Anyway, out hotel was this one, which was central for everything and very comfortable.  Mind you, it was a bit inconsistent.  My room was right at the top, with my very own balcony, and very spacious for a single room.  Wifi was pretty near impossible to get, though.  My travelling companions had single rooms each, both of which were smaller than mine (although one had a queen(?) sized bed and a door that was incredibly difficult to open.  The other was more like a cupboard and had a leaking bidet.  And none of our rooms were in the hotel we originally booked, which was this one.  For some reason, they’d made a mistake and had to move us.  The Helvazia was more central, but further away from the Colosseum and the conference venue which is the reason one of us was there in the first place.

20161015_091840

Even had a lime tree…

In fact, the mistake with the hotel booking came at the end of a day that had started with the rail strike meaning that I had to get a taxi to the station because my train was cancelled, then the aforementioned taxi hit a cyclist who had come tearing out from a park straight across the road (and was wearing his earphones….), and then the train to Gatwick was cancelled as well so we ended up getting another taxi (fifty quid each) to the airport because we didn’t want to take any more chances with public transport.  Sigh.

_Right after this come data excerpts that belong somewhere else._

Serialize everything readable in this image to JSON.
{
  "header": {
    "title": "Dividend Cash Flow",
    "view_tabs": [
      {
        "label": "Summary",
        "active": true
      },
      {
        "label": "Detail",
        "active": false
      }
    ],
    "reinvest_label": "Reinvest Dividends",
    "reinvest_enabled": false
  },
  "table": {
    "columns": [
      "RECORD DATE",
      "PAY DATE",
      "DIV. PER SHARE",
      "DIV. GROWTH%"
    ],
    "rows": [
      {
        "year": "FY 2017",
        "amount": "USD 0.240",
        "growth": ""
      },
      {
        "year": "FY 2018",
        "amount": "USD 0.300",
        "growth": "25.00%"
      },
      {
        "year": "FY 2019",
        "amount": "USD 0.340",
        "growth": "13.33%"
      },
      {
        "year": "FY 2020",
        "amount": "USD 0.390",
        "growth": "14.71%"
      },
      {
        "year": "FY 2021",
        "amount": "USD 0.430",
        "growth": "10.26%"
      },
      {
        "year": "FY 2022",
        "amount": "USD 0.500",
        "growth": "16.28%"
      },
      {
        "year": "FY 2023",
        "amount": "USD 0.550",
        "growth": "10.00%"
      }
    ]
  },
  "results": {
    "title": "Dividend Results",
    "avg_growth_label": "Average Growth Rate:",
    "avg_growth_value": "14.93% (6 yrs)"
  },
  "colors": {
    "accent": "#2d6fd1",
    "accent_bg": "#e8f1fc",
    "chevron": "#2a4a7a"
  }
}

I didn’t find Rome as expensive as I thought it would be, which probably says more about how prices have risen generally than anything else.  We are really well (apart from the last evening, which was ok but not up to the standard of previous choices).  We ate here (which was my favourite, and by far the cheapest, especially with wine at 7 euros a litre) on the first evening; lunched here on Thursday (lovely, freshly cooked food but very uncomfortable seating if you have anything other than a small bottom); a Sicilian restaurant Melo on Thursday evening; and here on Friday evening.  The Constanza was something special.  Not only was the food and wine excellent, but the restaurant itself is partially in the remains of a Roman theatre.  Saturday was a bit of a disappointment.  We wanted to go to a place that made pizzas fresh and right in front of you, but unfortunately it was full, complete with queue of people waiting for a table

20161014_131337

The Tiber!

Two spectacular places we did pay to visit were the Colosseum and Trajan’s Market.  My Colosseum pictures are here.  Trajan’s market (photos here) was originally directly linked with the Colosseum.  The magnificent horse sculptures you can see are modern, and part of a touring public exhibition, the Lapiderium.  Given that I hard a tour guide say that more  ‘exotic’ animals were dispatched for public entertainment (and probably by ‘accident’ in the chariot races) in the Colosseum than at any time in history, I thought they were a poignant reminder of how cruel human beings can be.20161015_180440I would definitely go back to Rome again.  I didn’t see the Sistine Chapel,  or visit any of the art galleries.  I’d do some more research as well, and visit something with a bit more knowledge under my belt.  Oh, and I’d take several pairs of comfortable walking shoes and loads of pairs of socks.  Walking around Rome is incredibly hard on your feet, paved as it is with small granite blocks  if you’re lucky, crumbling concrete and tarmac if you aren’t.  It’s the best way, though, as nothing is especially far away and public transport looked packed and tricky to negotiate unless you speak some Italian.  I wouldn’t like to be there in the summer.  It was very warm even in October, and busy.  I can only imagine how hot and crowded it must be July/August.